January 29, 2018


Dependency on foreign workers in UK dairy farms sparks Brexit fears


A new survey has uncovered that more than one in 10 employees working at Scotland's dairy farms are not UK nationals, The Press and Journal reported.

Comissioned by dairy consultancy company Kite Consulting and conducted by Ian Potter Marketing Services, the survey discovered that, out of 108 Scottish dairy farms, 13% of staff there were foreigners. 

For the entire UK, 1,108 farms were surveyed, with 11.2% of staff identified as non-UK citizens and more than half of these workers operating in the skilled positions of herdsmen and herd managers.

These latest findings hint at the extent of consequences which entail Brexit: as more than a third of the UK's milk is produced on farms which use foreign labour, many of these workers could flock to European countries following the UK's divorce from the EU. Kite Consulting cautioned about a "cliff-edge" shortage of manpower in the event the UK could no longer access foreign nationals from outside its region.
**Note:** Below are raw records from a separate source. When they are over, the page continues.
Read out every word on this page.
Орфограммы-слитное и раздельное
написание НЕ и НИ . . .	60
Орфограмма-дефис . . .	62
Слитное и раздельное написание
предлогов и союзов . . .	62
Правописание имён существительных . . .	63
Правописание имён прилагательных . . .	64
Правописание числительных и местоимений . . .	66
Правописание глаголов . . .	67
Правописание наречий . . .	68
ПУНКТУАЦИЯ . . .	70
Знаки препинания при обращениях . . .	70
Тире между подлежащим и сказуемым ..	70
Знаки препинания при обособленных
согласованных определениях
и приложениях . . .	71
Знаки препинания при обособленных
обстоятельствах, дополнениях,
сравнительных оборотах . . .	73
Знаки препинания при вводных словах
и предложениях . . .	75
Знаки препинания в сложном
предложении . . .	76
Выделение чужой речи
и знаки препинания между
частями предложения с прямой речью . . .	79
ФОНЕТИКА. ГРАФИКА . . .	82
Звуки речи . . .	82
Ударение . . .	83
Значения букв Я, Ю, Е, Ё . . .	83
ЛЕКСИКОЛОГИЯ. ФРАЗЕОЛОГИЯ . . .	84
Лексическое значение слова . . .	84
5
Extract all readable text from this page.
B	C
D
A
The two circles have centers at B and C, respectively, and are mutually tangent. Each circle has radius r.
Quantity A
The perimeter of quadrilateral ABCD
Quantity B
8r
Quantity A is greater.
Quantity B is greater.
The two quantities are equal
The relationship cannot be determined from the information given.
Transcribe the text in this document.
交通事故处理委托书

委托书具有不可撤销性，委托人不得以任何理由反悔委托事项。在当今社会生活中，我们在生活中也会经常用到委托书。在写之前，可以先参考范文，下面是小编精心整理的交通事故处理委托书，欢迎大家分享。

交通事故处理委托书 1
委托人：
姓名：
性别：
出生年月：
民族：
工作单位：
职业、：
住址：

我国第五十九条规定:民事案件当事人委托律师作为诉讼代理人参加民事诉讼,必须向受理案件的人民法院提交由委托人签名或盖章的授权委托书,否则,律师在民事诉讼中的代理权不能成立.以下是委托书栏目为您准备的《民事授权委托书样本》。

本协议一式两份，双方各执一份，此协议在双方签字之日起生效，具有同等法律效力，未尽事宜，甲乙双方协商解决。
"Labour issues have shot to the top of the list of challenges for many dairy farms after the Brexit referendum," said Kite's managing partner, John Allen, as he revealed that "over a quarter" of local farmers claimed challenges in employing workers.

"It is already one of the key limiting factors to growth, and to the effective operation of dairy farms. The ready and steady supply of skilled, dedicated foreign workers is critical to the success of the sector and to its long-term prosperity."

The survey underscores the crucial cooperation between the government and industry to address a future labour shortage, Matt Knight, managing director of the Royal Association of Dairy Farmers (RABDF), commented.

"Government needs to first of all recognise the very specific needs of the UK dairy farming sector for permanent year-round semi-skilled and skilled labour," Knight added.

"We as a dairy industry also need to take collective and cohesive action to improve the image of dairy farming and the attractiveness of the sector as a career option to the domestic workforce."

According to Knight, a RABDF survey found that only 4% of the public would seek employment at UK dairy farms.